Syncope and near-syncope are great diagnostic challenges in medicine.
On the one hand, the symptom may result from a benign condition and pose little
or no threat to health other than that related to falling. On the other hand,
syncope or near-syncope can be the manifestation of a serious underlying condition
that poses an imminent threat to life. Patients with a cardiac cause of syncope
are at far greater risk of dying in the first year after an episode of syncope
or near-syncope than individuals with a noncardiac cause. A cardiac cause
of syncope should be considered in every patient with syncope or near-syncope,
but it is particularly common in older patients or in patients with known
structural heart disease, arrhythmia, or certain electrocardiographic abnormalities.

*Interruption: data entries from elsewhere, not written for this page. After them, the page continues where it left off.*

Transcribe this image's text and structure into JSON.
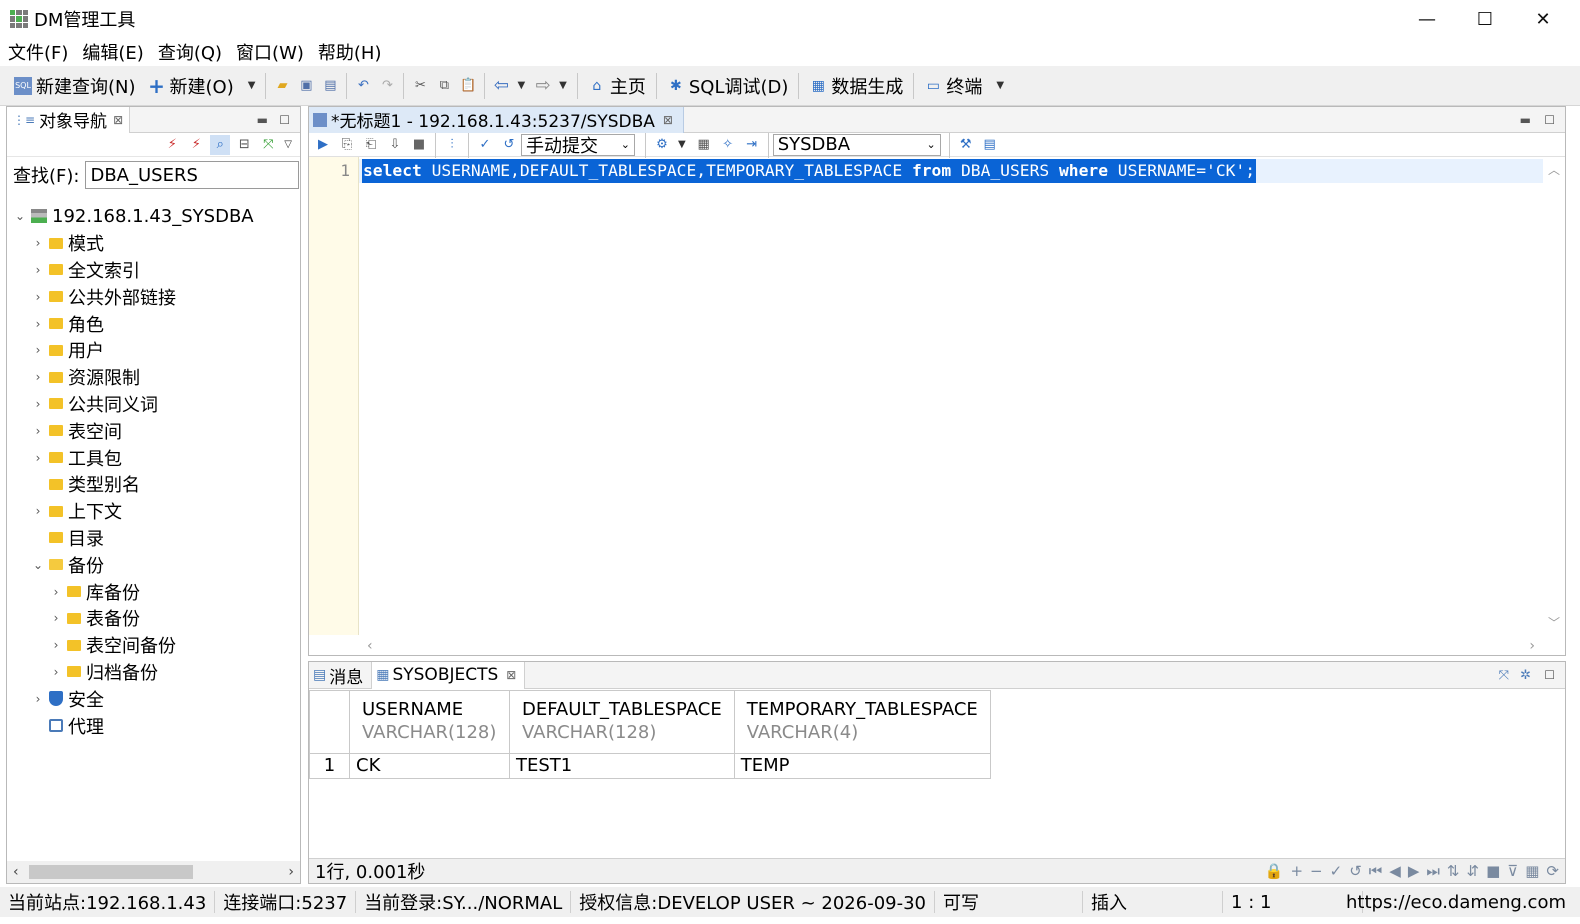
{
  "window": {
    "title": "DM管理工具"
  },
  "menu": [
    "文件(F)",
    "编辑(E)",
    "查询(Q)",
    "窗口(W)",
    "帮助(H)"
  ],
  "toolbar": {
    "new_query": "新建查询(N)",
    "new": "新建(O)",
    "home": "主页",
    "sql_debug": "SQL调试(D)",
    "data_gen": "数据生成",
    "terminal": "终端"
  },
  "nav": {
    "tab_label": "对象导航",
    "search_label": "查找(F):",
    "search_value": "DBA_USERS",
    "root": "192.168.1.43_SYSDBA",
    "items": [
      {
        "label": "模式",
        "twisty": "›",
        "indent": 1
      },
      {
        "label": "全文索引",
        "twisty": "›",
        "indent": 1
      },
      {
        "label": "公共外部链接",
        "twisty": "›",
        "indent": 1
      },
      {
        "label": "角色",
        "twisty": "›",
        "indent": 1
      },
      {
        "label": "用户",
        "twisty": "›",
        "indent": 1
      },
      {
        "label": "资源限制",
        "twisty": "›",
        "indent": 1
      },
      {
        "label": "公共同义词",
        "twisty": "›",
        "indent": 1
      },
      {
        "label": "表空间",
        "twisty": "›",
        "indent": 1
      },
      {
        "label": "工具包",
        "twisty": "›",
        "indent": 1
      },
      {
        "label": "类型别名",
        "twisty": "",
        "indent": 1
      },
      {
        "label": "上下文",
        "twisty": "›",
        "indent": 1
      },
      {
        "label": "目录",
        "twisty": "",
        "indent": 1
      },
      {
        "label": "备份",
        "twisty": "⌄",
        "indent": 1
      },
      {
        "label": "库备份",
        "twisty": "›",
        "indent": 2
      },
      {
        "label": "表备份",
        "twisty": "›",
        "indent": 2
      },
      {
        "label": "表空间备份",
        "twisty": "›",
        "indent": 2
      },
      {
        "label": "归档备份",
        "twisty": "›",
        "indent": 2
      },
      {
        "label": "安全",
        "twisty": "›",
        "indent": 1
      },
      {
        "label": "代理",
        "twisty": "",
        "indent": 1
      }
    ]
  },
  "editor": {
    "tab_label": "*无标题1 - 192.168.1.43:5237/SYSDBA",
    "commit_mode": "手动提交",
    "schema": "SYSDBA",
    "line_number": "1",
    "sql": {
      "kw_select": "select",
      "part1": " USERNAME,DEFAULT_TABLESPACE,TEMPORARY_TABLESPACE ",
      "kw_from": "from",
      "part2": " DBA_USERS ",
      "kw_where": "where",
      "part3": " USERNAME='CK';"
    }
  },
  "results": {
    "tab_messages": "消息",
    "tab_result": "SYSOBJECTS",
    "columns": [
      {
        "name": "USERNAME",
        "type": "VARCHAR(128)"
      },
      {
        "name": "DEFAULT_TABLESPACE",
        "type": "VARCHAR(128)"
      },
      {
        "name": "TEMPORARY_TABLESPACE",
        "type": "VARCHAR(4)"
      }
    ],
    "rows": [
      {
        "num": "1",
        "cells": [
          "CK",
          "TEST1",
          "TEMP"
        ]
      }
    ],
    "status": "1行, 0.001秒"
  },
  "statusbar": {
    "site": "当前站点:192.168.1.43",
    "port": "连接端口:5237",
    "login": "当前登录:SY.../NORMAL",
    "license": "授权信息:DEVELOP USER ~ 2026-09-30",
    "mode": "可写",
    "insert": "插入",
    "position": "1 : 1",
    "url": "https://eco.dameng.com"
  }
}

Although many diagnostic tests may be helpful in the evaluation of syncope
and near-syncope, the history, physical examination, and electrocardiogram
pinpoint the cause in many circumstances. Syncope after exercise may be due
to left ventricular outflow tract obstruction from aortic stenosis or hypertrophic
obstructive cardiomyopathy but can also suggest the diagnosis of postexercise
hypotension in which an abnormality in autonomic regulation of vascular tone
or heart rate results in vasodilation or bradycardia after moderate-intensity
aerobic activity. The patient discussed in this case highlights the importance
of the clinical history in the evaluation of this condition, since the diagnosis
was revealed as the patient's story was described and eventually acted out.